Isn’t there some inverse square math rule about radiation like this? The further away you are the radiation reaching you is far less than it would seem? Not good at remembering this math so maybe someone can correct me.
Even if you could get the mirrors all focused accurately and tracking the object at speed it seems like it wouldn’t be any more of a concern than a really bright searchlight or something.
The power density square law is for an emitting light source that emits in all directions. Since the incoming light is basically parallel that doesn’t really apply. If you were able to accurately track a satellite (a feat I’m sure is pretty hard) you would definitely vaporize it pretty quickly I’m talking under a minute since space is a good insulator.
Keep in mind that atmospheric interference would likely scatter the light enough to be ineffective
So you’re saying we should weaponize the James Webb space telescope instead? :D
But the photons made it through the atmosphere in the first place to be collected by the reflectors. Is there just not enough energy left to make it back out before cooling off?

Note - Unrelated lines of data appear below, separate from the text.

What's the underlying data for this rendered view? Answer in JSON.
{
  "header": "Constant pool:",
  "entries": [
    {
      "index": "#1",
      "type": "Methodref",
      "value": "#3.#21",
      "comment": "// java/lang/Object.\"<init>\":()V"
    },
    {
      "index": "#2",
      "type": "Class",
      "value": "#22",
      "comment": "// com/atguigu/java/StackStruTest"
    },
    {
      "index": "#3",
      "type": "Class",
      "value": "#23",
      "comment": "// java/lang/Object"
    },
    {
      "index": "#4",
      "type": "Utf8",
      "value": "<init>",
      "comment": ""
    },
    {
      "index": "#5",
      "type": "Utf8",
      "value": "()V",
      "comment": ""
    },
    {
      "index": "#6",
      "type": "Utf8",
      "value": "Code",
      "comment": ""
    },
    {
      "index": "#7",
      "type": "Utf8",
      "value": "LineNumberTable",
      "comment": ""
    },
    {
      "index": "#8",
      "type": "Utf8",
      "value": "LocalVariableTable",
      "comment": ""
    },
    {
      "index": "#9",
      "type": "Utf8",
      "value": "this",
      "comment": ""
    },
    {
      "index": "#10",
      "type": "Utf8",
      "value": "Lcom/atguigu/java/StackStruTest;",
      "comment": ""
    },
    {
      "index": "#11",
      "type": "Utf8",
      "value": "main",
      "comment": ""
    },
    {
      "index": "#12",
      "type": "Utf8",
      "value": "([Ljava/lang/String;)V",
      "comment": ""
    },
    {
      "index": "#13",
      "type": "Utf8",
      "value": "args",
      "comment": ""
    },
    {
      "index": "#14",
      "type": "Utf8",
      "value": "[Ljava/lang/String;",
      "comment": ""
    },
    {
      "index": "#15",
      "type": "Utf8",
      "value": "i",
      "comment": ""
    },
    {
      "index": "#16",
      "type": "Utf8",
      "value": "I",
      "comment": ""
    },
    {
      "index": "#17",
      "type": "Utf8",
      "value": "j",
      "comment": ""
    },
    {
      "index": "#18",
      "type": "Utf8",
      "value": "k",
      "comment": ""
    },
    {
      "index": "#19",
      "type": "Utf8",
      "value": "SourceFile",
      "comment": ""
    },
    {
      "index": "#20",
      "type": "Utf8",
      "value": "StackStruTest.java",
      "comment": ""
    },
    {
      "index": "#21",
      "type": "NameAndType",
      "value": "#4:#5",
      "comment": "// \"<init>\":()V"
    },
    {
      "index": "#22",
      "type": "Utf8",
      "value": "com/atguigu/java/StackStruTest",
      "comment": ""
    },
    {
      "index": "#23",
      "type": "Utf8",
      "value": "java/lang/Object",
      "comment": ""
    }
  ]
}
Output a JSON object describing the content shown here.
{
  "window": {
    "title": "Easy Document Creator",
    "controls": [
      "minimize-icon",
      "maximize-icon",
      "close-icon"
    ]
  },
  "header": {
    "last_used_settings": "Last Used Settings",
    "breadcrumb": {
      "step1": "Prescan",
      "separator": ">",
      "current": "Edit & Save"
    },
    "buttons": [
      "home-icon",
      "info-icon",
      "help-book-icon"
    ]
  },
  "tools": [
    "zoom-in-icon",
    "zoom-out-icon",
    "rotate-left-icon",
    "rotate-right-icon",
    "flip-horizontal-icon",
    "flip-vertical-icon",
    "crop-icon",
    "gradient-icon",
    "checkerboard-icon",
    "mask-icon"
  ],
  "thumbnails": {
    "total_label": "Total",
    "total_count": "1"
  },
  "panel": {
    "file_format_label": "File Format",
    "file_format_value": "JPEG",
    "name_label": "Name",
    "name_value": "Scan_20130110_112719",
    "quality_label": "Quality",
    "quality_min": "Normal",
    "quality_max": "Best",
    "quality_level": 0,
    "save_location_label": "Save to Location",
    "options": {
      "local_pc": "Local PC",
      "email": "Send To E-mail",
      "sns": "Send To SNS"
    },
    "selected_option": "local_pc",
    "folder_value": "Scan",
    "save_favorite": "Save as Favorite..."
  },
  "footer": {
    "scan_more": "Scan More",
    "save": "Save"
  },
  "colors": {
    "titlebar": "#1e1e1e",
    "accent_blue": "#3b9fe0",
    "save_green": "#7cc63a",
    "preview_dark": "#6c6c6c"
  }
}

No that’s not true only about 30% of light energy scatters when traveling through the atmosphere to earth and certain wavelengths are almost completely absorbed in the way down. So on the way back up it should be a high portion make it to the satellite I would imagine 80%. Even worse case scenario 200 megawats shinning on a satellite would vaporize it almost instantly.
It holds if the light spreads wider than the target. So also for directed light sources at large enough distances. Even a perfect mirror must spread the light in the same angle as it is incomming. Hence the beam would at least 3 km wide at the satellite. Therefore the satellite can only recieve a Illumination of ~65W/m^2 which is a few percent of the normal sun brightness of 1300 W/m^2.
Another way to look at it, the mirrors cant make the sun seem brighter only larger. From the tower you see a large solid angle around you the mirror, therefore, it can seem like you are at the surface of the sun. However, fro. the position of a satellite, the power plant only takes a small solid angle, so it seems like a “smaller” sun. Assuming 400 MW and 1 kW/m^2 (at surface) solar power, it has an area of 400000 m^2, so a solid angle of 4.5e-6 sr from 300km while the sun has 70e-6 sr. So ten times smaller, therefore weaker. Note however here i did not account for attenuation in the atmosphere
Light doesn’t have to spread wider than a target or else you wouldn’t be able to have telescopes or magnifine glasses. Each panel in unison can act like a giant magnifine glass. The difference in power density would be the ratio of the distance of sun to earth squared vs (sun to earth + earth to satellite) squared which is basically negligible. Where do you get the 3km wide beam? Suns rays are almost parallel.
There is still a power density square law, but with focused energy you are only integrating power flux across a portion of the sphere’s surface instead of the whole thing.
It depends how the actual system was set up if they used flat reflectors then yeah it applies but the difference in power would be the ratio of the distance from earth to the sun vs the distance of E to S +mirror to satellite which would be negligible. If you had a parabolic mirror you could get no loss in power. The power density square law only apply because the area the light is being distributed over is growing at a square ratio to radius but if the beams are parallel the area doesn’t grow.
There is a cool easy-to-show fact that you can never make something hotter than the light source my focusing its light.
Since otherwise you could take heat and divide it into a hotter and colder region, decreasing entropy without using energy.
I’m not sure about the easy-to-show part, but take a look at the Brightness Theorem / Conservation of https://en.wikipedia.org/wiki/Etendue if you want to learn more.
The easy to show part was the second sentence of my comment.
This is really useful physics trivia, because the basic truth is easy to show from a simple law, but the detailed explanations go quite in-depth.
With lenses, you trade bewteen angular accuracy and light density.
For a challenge, try it with LEDs. Where do you find the source “temperature”, you can get from focusing an LEDs light?